Meta has shared the details of the hardware, network, storage, design, performance, and software that make up its two new 24,000-GPU data center scale clusters that the company is using to train its Llama 3 large language AI model.

The new training clusters are based on Meta’s AI Research SuperCluster (RSC), which was unveiled in 2022.

Cold storage, Meta data center
Meta data center – Meta

Developed to support AI research and development in areas such as natural language processing, speech recognition, and image generation, the newly announced clusters both contain 24,576 Nvidia Tensor Core H100 GPUs. This is a significant increase over the original clusters, which contained 16,000 Nvidia A100 GPUs.

Meta said this increase allows the clusters to support larger and more complex models than the RSC, paving the way for advancements in generative AI product development.

By the end of 2024, the company is aiming to grow its infrastructure build-out to include 350,000 Nvidia H100s as part of a portfolio that will feature compute power equivalent to almost 600,000 H100s.

While the number of GPUs is the same, the two clusters differ in network infrastructure. Both solutions interconnect 400 Gbps endpoints, but Meta has built one with a remote direct memory access (RDMA) over converged Ethernet (RoCE) network fabric solution based on the Arista 7800 with Wedge400 and Minipack2 OCP rack switches. The other cluster features an Nvidia Quantum2 InfiniBand fabric.

Additionally, both clusters have been built using Meta’s in-house open GPU hardware platform, Grand Teton, the company's GPU-based hardware platform to support large AI workloads. The follow-up of the Zion-EX platform, it contains 4x the host-to-GPU bandwidth, 2x the compute and data network bandwidth, and 2x the power envelope when compared to its predecessor.

The clusters have also been developed using Meta’s Open Rack power and rack architecture, infrastructure that has been specifically designed to support solutions such as Grand Teton and provide greater flexibility in the data center environment.

The company’s Open Rack v3 hardware provides an architecture solution that installs power shelves anywhere in the rack, instead of bolting it to the busbar, which enables flexible rack configurations.

For these new clusters, Meta said the number of servers per rack has been customized to allow the correct balance of throughput capacity per server, rack count reduction, and associated power efficiency.

For storage, the clusters use a Linux Filesystem in Userspace API backed by a version of Meta’s ‘Tectonic’ distributed storage solution. The company has also partnered with Hammerspace to jointly develop a parallel network file system (NFS).

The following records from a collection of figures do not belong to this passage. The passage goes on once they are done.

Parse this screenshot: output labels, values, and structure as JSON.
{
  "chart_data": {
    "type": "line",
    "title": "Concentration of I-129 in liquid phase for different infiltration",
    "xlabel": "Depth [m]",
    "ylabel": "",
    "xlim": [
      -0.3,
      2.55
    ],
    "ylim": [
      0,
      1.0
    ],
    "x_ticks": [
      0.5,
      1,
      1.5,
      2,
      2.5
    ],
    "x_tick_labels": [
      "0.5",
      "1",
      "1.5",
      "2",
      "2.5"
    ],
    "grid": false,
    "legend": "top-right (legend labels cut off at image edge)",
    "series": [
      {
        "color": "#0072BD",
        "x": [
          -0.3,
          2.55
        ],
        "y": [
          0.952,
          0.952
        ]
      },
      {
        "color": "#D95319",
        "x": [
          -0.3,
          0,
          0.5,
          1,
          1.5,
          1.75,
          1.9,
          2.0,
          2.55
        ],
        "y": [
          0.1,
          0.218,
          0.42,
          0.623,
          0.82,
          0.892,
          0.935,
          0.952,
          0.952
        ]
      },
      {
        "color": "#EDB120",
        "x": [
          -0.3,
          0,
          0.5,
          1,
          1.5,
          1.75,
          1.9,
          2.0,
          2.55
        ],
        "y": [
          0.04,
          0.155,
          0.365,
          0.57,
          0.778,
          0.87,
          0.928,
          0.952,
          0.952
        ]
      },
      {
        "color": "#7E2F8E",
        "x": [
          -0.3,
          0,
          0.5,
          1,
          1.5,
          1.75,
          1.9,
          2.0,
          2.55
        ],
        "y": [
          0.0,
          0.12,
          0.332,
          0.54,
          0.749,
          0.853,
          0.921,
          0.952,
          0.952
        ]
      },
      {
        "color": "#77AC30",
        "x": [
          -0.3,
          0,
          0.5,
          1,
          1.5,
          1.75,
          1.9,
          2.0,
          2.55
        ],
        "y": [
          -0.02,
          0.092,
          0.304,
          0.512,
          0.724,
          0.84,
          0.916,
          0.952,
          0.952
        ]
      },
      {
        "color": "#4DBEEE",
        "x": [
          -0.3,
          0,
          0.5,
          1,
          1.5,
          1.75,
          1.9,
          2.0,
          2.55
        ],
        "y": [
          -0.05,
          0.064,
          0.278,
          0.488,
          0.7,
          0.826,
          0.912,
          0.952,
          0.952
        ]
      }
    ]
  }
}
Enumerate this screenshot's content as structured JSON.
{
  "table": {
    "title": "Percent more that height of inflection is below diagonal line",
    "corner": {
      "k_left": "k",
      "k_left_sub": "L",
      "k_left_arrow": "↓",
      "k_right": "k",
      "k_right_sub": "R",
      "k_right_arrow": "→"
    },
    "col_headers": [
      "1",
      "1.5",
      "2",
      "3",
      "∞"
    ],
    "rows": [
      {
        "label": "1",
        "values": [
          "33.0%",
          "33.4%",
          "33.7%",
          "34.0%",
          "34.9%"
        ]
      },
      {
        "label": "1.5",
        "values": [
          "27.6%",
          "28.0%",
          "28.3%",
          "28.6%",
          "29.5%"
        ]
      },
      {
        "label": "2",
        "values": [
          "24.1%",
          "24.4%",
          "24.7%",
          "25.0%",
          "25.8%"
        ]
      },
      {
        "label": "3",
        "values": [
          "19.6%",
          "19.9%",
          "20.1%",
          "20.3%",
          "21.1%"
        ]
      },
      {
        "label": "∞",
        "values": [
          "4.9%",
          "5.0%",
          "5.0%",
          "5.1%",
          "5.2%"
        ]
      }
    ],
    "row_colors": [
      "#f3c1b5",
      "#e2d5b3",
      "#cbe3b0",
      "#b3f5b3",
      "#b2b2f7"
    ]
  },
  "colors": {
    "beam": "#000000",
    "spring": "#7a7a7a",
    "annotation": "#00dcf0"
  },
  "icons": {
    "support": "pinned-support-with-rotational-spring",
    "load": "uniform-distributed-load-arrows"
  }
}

Both clusters are based on the YV3 Sierra Point server platform with the latest high-capacity E1.S SSD. Optimal network utilization was achieved via changes to network topology, networking routing, and deploying the Nvidia Collective Communications Library (NCCL) – a library of standard communication routines that have been optimized for Nvidia GPUs and networking.

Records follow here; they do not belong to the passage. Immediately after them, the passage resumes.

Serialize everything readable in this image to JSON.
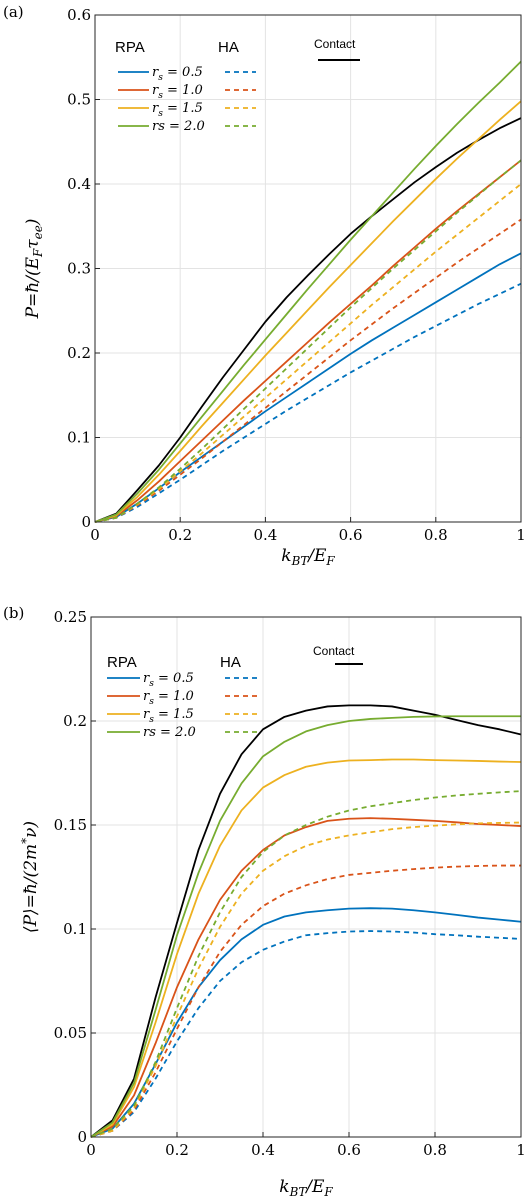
{
  "chart_data": [
    {
      "panel_label": "(a)",
      "type": "line",
      "xlabel": "k_B T / E_F",
      "ylabel": "P = ħ/(E_F τ_ee)",
      "xlim": [
        0,
        1
      ],
      "ylim": [
        0,
        0.6
      ],
      "xticks": [
        "0",
        "0.2",
        "0.4",
        "0.6",
        "0.8",
        "1"
      ],
      "yticks": [
        "0",
        "0.1",
        "0.2",
        "0.3",
        "0.4",
        "0.5",
        "0.6"
      ],
      "grid": true,
      "legend_headers": {
        "rpa": "RPA",
        "ha": "HA",
        "contact": "Contact"
      },
      "series": [
        {
          "name": "Contact",
          "method": "Contact",
          "color": "#000000",
          "style": "solid",
          "x": [
            0,
            0.05,
            0.1,
            0.15,
            0.2,
            0.25,
            0.3,
            0.35,
            0.4,
            0.45,
            0.5,
            0.55,
            0.6,
            0.65,
            0.7,
            0.75,
            0.8,
            0.85,
            0.9,
            0.95,
            1.0
          ],
          "y": [
            0,
            0.01,
            0.038,
            0.067,
            0.1,
            0.136,
            0.171,
            0.204,
            0.237,
            0.266,
            0.292,
            0.317,
            0.341,
            0.362,
            0.382,
            0.402,
            0.42,
            0.437,
            0.452,
            0.466,
            0.478
          ]
        },
        {
          "name": "r_s = 0.5",
          "method": "RPA",
          "color": "#0072BD",
          "style": "solid",
          "x": [
            0,
            0.05,
            0.1,
            0.15,
            0.2,
            0.25,
            0.3,
            0.35,
            0.4,
            0.45,
            0.5,
            0.55,
            0.6,
            0.65,
            0.7,
            0.75,
            0.8,
            0.85,
            0.9,
            0.95,
            1.0
          ],
          "y": [
            0,
            0.006,
            0.022,
            0.04,
            0.059,
            0.077,
            0.095,
            0.113,
            0.131,
            0.148,
            0.165,
            0.182,
            0.199,
            0.215,
            0.23,
            0.245,
            0.26,
            0.275,
            0.29,
            0.305,
            0.318
          ]
        },
        {
          "name": "r_s = 1.0",
          "method": "RPA",
          "color": "#D95319",
          "style": "solid",
          "x": [
            0,
            0.05,
            0.1,
            0.15,
            0.2,
            0.25,
            0.3,
            0.35,
            0.4,
            0.45,
            0.5,
            0.55,
            0.6,
            0.65,
            0.7,
            0.75,
            0.8,
            0.85,
            0.9,
            0.95,
            1.0
          ],
          "y": [
            0,
            0.007,
            0.026,
            0.048,
            0.072,
            0.096,
            0.12,
            0.144,
            0.167,
            0.19,
            0.213,
            0.236,
            0.258,
            0.28,
            0.303,
            0.325,
            0.347,
            0.368,
            0.388,
            0.408,
            0.428
          ]
        },
        {
          "name": "r_s = 1.5",
          "method": "RPA",
          "color": "#EDB120",
          "style": "solid",
          "x": [
            0,
            0.05,
            0.1,
            0.15,
            0.2,
            0.25,
            0.3,
            0.35,
            0.4,
            0.45,
            0.5,
            0.55,
            0.6,
            0.65,
            0.7,
            0.75,
            0.8,
            0.85,
            0.9,
            0.95,
            1.0
          ],
          "y": [
            0,
            0.008,
            0.03,
            0.056,
            0.084,
            0.113,
            0.141,
            0.169,
            0.197,
            0.224,
            0.251,
            0.278,
            0.304,
            0.33,
            0.356,
            0.381,
            0.406,
            0.43,
            0.453,
            0.476,
            0.498
          ]
        },
        {
          "name": "rs = 2.0",
          "method": "RPA",
          "color": "#77AC30",
          "style": "solid",
          "x": [
            0,
            0.05,
            0.1,
            0.15,
            0.2,
            0.25,
            0.3,
            0.35,
            0.4,
            0.45,
            0.5,
            0.55,
            0.6,
            0.65,
            0.7,
            0.75,
            0.8,
            0.85,
            0.9,
            0.95,
            1.0
          ],
          "y": [
            0,
            0.009,
            0.034,
            0.062,
            0.093,
            0.124,
            0.155,
            0.186,
            0.216,
            0.246,
            0.276,
            0.305,
            0.334,
            0.362,
            0.39,
            0.418,
            0.445,
            0.471,
            0.496,
            0.52,
            0.545
          ]
        },
        {
          "name": "r_s = 0.5",
          "method": "HA",
          "color": "#0072BD",
          "style": "dashed",
          "x": [
            0,
            0.05,
            0.1,
            0.15,
            0.2,
            0.25,
            0.3,
            0.35,
            0.4,
            0.45,
            0.5,
            0.55,
            0.6,
            0.65,
            0.7,
            0.75,
            0.8,
            0.85,
            0.9,
            0.95,
            1.0
          ],
          "y": [
            0,
            0.005,
            0.018,
            0.034,
            0.05,
            0.067,
            0.084,
            0.1,
            0.116,
            0.132,
            0.147,
            0.162,
            0.177,
            0.191,
            0.205,
            0.219,
            0.232,
            0.245,
            0.258,
            0.27,
            0.282
          ]
        },
        {
          "name": "r_s = 1.0",
          "method": "HA",
          "color": "#D95319",
          "style": "dashed",
          "x": [
            0,
            0.05,
            0.1,
            0.15,
            0.2,
            0.25,
            0.3,
            0.35,
            0.4,
            0.45,
            0.5,
            0.55,
            0.6,
            0.65,
            0.7,
            0.75,
            0.8,
            0.85,
            0.9,
            0.95,
            1.0
          ],
          "y": [
            0,
            0.005,
            0.02,
            0.037,
            0.056,
            0.075,
            0.095,
            0.115,
            0.135,
            0.155,
            0.175,
            0.195,
            0.215,
            0.234,
            0.253,
            0.271,
            0.289,
            0.307,
            0.324,
            0.341,
            0.358
          ]
        },
        {
          "name": "r_s = 1.5",
          "method": "HA",
          "color": "#EDB120",
          "style": "dashed",
          "x": [
            0,
            0.05,
            0.1,
            0.15,
            0.2,
            0.25,
            0.3,
            0.35,
            0.4,
            0.45,
            0.5,
            0.55,
            0.6,
            0.65,
            0.7,
            0.75,
            0.8,
            0.85,
            0.9,
            0.95,
            1.0
          ],
          "y": [
            0,
            0.005,
            0.021,
            0.039,
            0.06,
            0.081,
            0.103,
            0.125,
            0.147,
            0.169,
            0.191,
            0.213,
            0.235,
            0.257,
            0.278,
            0.299,
            0.32,
            0.34,
            0.36,
            0.38,
            0.4
          ]
        },
        {
          "name": "rs = 2.0",
          "method": "HA",
          "color": "#77AC30",
          "style": "dashed",
          "x": [
            0,
            0.05,
            0.1,
            0.15,
            0.2,
            0.25,
            0.3,
            0.35,
            0.4,
            0.45,
            0.5,
            0.55,
            0.6,
            0.65,
            0.7,
            0.75,
            0.8,
            0.85,
            0.9,
            0.95,
            1.0
          ],
          "y": [
            0,
            0.005,
            0.022,
            0.041,
            0.063,
            0.086,
            0.11,
            0.134,
            0.158,
            0.182,
            0.206,
            0.23,
            0.254,
            0.277,
            0.3,
            0.322,
            0.344,
            0.366,
            0.387,
            0.408,
            0.428
          ]
        }
      ]
    },
    {
      "panel_label": "(b)",
      "type": "line",
      "xlabel": "k_B T / E_F",
      "ylabel": "⟨P⟩ = ħ/(2m* ν)",
      "xlim": [
        0,
        1
      ],
      "ylim": [
        0,
        0.25
      ],
      "xticks": [
        "0",
        "0.2",
        "0.4",
        "0.6",
        "0.8",
        "1"
      ],
      "yticks": [
        "0",
        "0.05",
        "0.1",
        "0.15",
        "0.2",
        "0.25"
      ],
      "grid": true,
      "legend_headers": {
        "rpa": "RPA",
        "ha": "HA",
        "contact": "Contact"
      },
      "series": [
        {
          "name": "Contact",
          "method": "Contact",
          "color": "#000000",
          "style": "solid",
          "x": [
            0,
            0.05,
            0.1,
            0.15,
            0.2,
            0.25,
            0.3,
            0.35,
            0.4,
            0.45,
            0.5,
            0.55,
            0.6,
            0.65,
            0.7,
            0.75,
            0.8,
            0.85,
            0.9,
            0.95,
            1.0
          ],
          "y": [
            0,
            0.008,
            0.028,
            0.067,
            0.103,
            0.138,
            0.165,
            0.184,
            0.196,
            0.202,
            0.205,
            0.207,
            0.2075,
            0.2075,
            0.207,
            0.205,
            0.203,
            0.2005,
            0.198,
            0.196,
            0.1935
          ]
        },
        {
          "name": "r_s = 0.5",
          "method": "RPA",
          "color": "#0072BD",
          "style": "solid",
          "x": [
            0,
            0.05,
            0.1,
            0.15,
            0.2,
            0.25,
            0.3,
            0.35,
            0.4,
            0.45,
            0.5,
            0.55,
            0.6,
            0.65,
            0.7,
            0.75,
            0.8,
            0.85,
            0.9,
            0.95,
            1.0
          ],
          "y": [
            0,
            0.004,
            0.016,
            0.035,
            0.055,
            0.072,
            0.085,
            0.095,
            0.102,
            0.106,
            0.108,
            0.109,
            0.1098,
            0.11,
            0.1098,
            0.109,
            0.108,
            0.1068,
            0.1055,
            0.1045,
            0.1035
          ]
        },
        {
          "name": "r_s = 1.0",
          "method": "RPA",
          "color": "#D95319",
          "style": "solid",
          "x": [
            0,
            0.05,
            0.1,
            0.15,
            0.2,
            0.25,
            0.3,
            0.35,
            0.4,
            0.45,
            0.5,
            0.55,
            0.6,
            0.65,
            0.7,
            0.75,
            0.8,
            0.85,
            0.9,
            0.95,
            1.0
          ],
          "y": [
            0,
            0.005,
            0.02,
            0.045,
            0.072,
            0.095,
            0.114,
            0.128,
            0.138,
            0.145,
            0.149,
            0.152,
            0.153,
            0.1533,
            0.153,
            0.1525,
            0.152,
            0.1513,
            0.1505,
            0.15,
            0.1495
          ]
        },
        {
          "name": "r_s = 1.5",
          "method": "RPA",
          "color": "#EDB120",
          "style": "solid",
          "x": [
            0,
            0.05,
            0.1,
            0.15,
            0.2,
            0.25,
            0.3,
            0.35,
            0.4,
            0.45,
            0.5,
            0.55,
            0.6,
            0.65,
            0.7,
            0.75,
            0.8,
            0.85,
            0.9,
            0.95,
            1.0
          ],
          "y": [
            0,
            0.006,
            0.024,
            0.055,
            0.088,
            0.117,
            0.14,
            0.157,
            0.168,
            0.174,
            0.178,
            0.18,
            0.181,
            0.1812,
            0.1815,
            0.1815,
            0.1812,
            0.181,
            0.1808,
            0.1805,
            0.1803
          ]
        },
        {
          "name": "rs = 2.0",
          "method": "RPA",
          "color": "#77AC30",
          "style": "solid",
          "x": [
            0,
            0.05,
            0.1,
            0.15,
            0.2,
            0.25,
            0.3,
            0.35,
            0.4,
            0.45,
            0.5,
            0.55,
            0.6,
            0.65,
            0.7,
            0.75,
            0.8,
            0.85,
            0.9,
            0.95,
            1.0
          ],
          "y": [
            0,
            0.007,
            0.026,
            0.061,
            0.097,
            0.127,
            0.152,
            0.17,
            0.183,
            0.19,
            0.195,
            0.198,
            0.2,
            0.201,
            0.2015,
            0.202,
            0.2022,
            0.2023,
            0.2023,
            0.2023,
            0.2023
          ]
        },
        {
          "name": "r_s = 0.5",
          "method": "HA",
          "color": "#0072BD",
          "style": "dashed",
          "x": [
            0,
            0.05,
            0.1,
            0.15,
            0.2,
            0.25,
            0.3,
            0.35,
            0.4,
            0.45,
            0.5,
            0.55,
            0.6,
            0.65,
            0.7,
            0.75,
            0.8,
            0.85,
            0.9,
            0.95,
            1.0
          ],
          "y": [
            0,
            0.003,
            0.012,
            0.028,
            0.046,
            0.062,
            0.075,
            0.084,
            0.09,
            0.094,
            0.097,
            0.098,
            0.0988,
            0.099,
            0.0988,
            0.0983,
            0.0975,
            0.097,
            0.0963,
            0.0958,
            0.0952
          ]
        },
        {
          "name": "r_s = 1.0",
          "method": "HA",
          "color": "#D95319",
          "style": "dashed",
          "x": [
            0,
            0.05,
            0.1,
            0.15,
            0.2,
            0.25,
            0.3,
            0.35,
            0.4,
            0.45,
            0.5,
            0.55,
            0.6,
            0.65,
            0.7,
            0.75,
            0.8,
            0.85,
            0.9,
            0.95,
            1.0
          ],
          "y": [
            0,
            0.003,
            0.013,
            0.031,
            0.052,
            0.072,
            0.089,
            0.102,
            0.111,
            0.117,
            0.121,
            0.124,
            0.126,
            0.127,
            0.128,
            0.1288,
            0.1295,
            0.13,
            0.1303,
            0.1305,
            0.1305
          ]
        },
        {
          "name": "r_s = 1.5",
          "method": "HA",
          "color": "#EDB120",
          "style": "dashed",
          "x": [
            0,
            0.05,
            0.1,
            0.15,
            0.2,
            0.25,
            0.3,
            0.35,
            0.4,
            0.45,
            0.5,
            0.55,
            0.6,
            0.65,
            0.7,
            0.75,
            0.8,
            0.85,
            0.9,
            0.95,
            1.0
          ],
          "y": [
            0,
            0.003,
            0.014,
            0.034,
            0.058,
            0.081,
            0.101,
            0.117,
            0.128,
            0.135,
            0.14,
            0.143,
            0.145,
            0.1465,
            0.148,
            0.149,
            0.1497,
            0.1503,
            0.1508,
            0.151,
            0.1512
          ]
        },
        {
          "name": "rs = 2.0",
          "method": "HA",
          "color": "#77AC30",
          "style": "dashed",
          "x": [
            0,
            0.05,
            0.1,
            0.15,
            0.2,
            0.25,
            0.3,
            0.35,
            0.4,
            0.45,
            0.5,
            0.55,
            0.6,
            0.65,
            0.7,
            0.75,
            0.8,
            0.85,
            0.9,
            0.95,
            1.0
          ],
          "y": [
            0,
            0.004,
            0.015,
            0.036,
            0.062,
            0.087,
            0.108,
            0.125,
            0.137,
            0.145,
            0.15,
            0.154,
            0.157,
            0.159,
            0.1605,
            0.162,
            0.1632,
            0.1642,
            0.165,
            0.1657,
            0.1663
          ]
        }
      ]
    }
  ]
}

Meta said it’s also continuing to evolve its PyTorch foundational AI framework to make it ready for hundreds of thousands of GPU training.

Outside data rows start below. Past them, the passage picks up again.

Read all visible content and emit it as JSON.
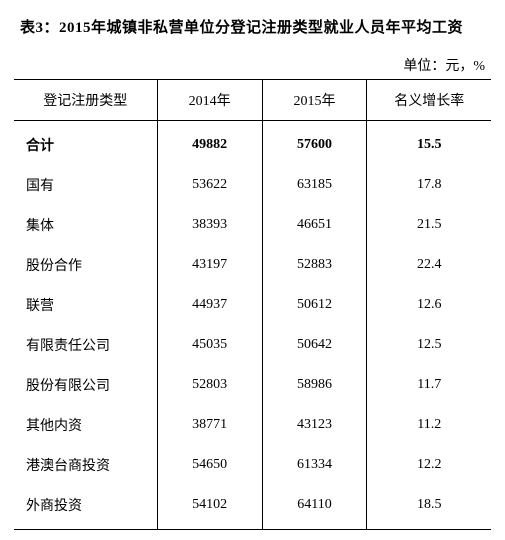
{
  "title": "表3：2015年城镇非私营单位分登记注册类型就业人员年平均工资",
  "unit": "单位：元，%",
  "columns": [
    "登记注册类型",
    "2014年",
    "2015年",
    "名义增长率"
  ],
  "rows": [
    {
      "cells": [
        "合计",
        "49882",
        "57600",
        "15.5"
      ],
      "bold": true
    },
    {
      "cells": [
        "国有",
        "53622",
        "63185",
        "17.8"
      ],
      "bold": false
    },
    {
      "cells": [
        "集体",
        "38393",
        "46651",
        "21.5"
      ],
      "bold": false
    },
    {
      "cells": [
        "股份合作",
        "43197",
        "52883",
        "22.4"
      ],
      "bold": false
    },
    {
      "cells": [
        "联营",
        "44937",
        "50612",
        "12.6"
      ],
      "bold": false
    },
    {
      "cells": [
        "有限责任公司",
        "45035",
        "50642",
        "12.5"
      ],
      "bold": false
    },
    {
      "cells": [
        "股份有限公司",
        "52803",
        "58986",
        "11.7"
      ],
      "bold": false
    },
    {
      "cells": [
        "其他内资",
        "38771",
        "43123",
        "11.2"
      ],
      "bold": false
    },
    {
      "cells": [
        "港澳台商投资",
        "54650",
        "61334",
        "12.2"
      ],
      "bold": false
    },
    {
      "cells": [
        "外商投资",
        "54102",
        "64110",
        "18.5"
      ],
      "bold": false
    }
  ]
}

In a blog post co-written by Kevin Lee, technical program manager; Adi Gangidi, production network engineer; and Mathew Oldham, director, production engineering, the company said it maintains its commitment to open innovation in AI software and hardware and has launched the AI Alliance in an effort to build an open ecosystem that brings “transparency, scrutiny, and trust to AI development and leads to innovations that everyone can benefit from that are built with safety and responsibility top of mind.”

The blog post continued: “As we look to the future, we recognize that what worked yesterday or today may not be sufficient for tomorrow's needs. That's why we are constantly evaluating and improving every aspect of our infrastructure, from the physical and virtual layers to the software layer and beyond. Our goal is to create systems that are flexible and reliable to support the fast-evolving new models and research.”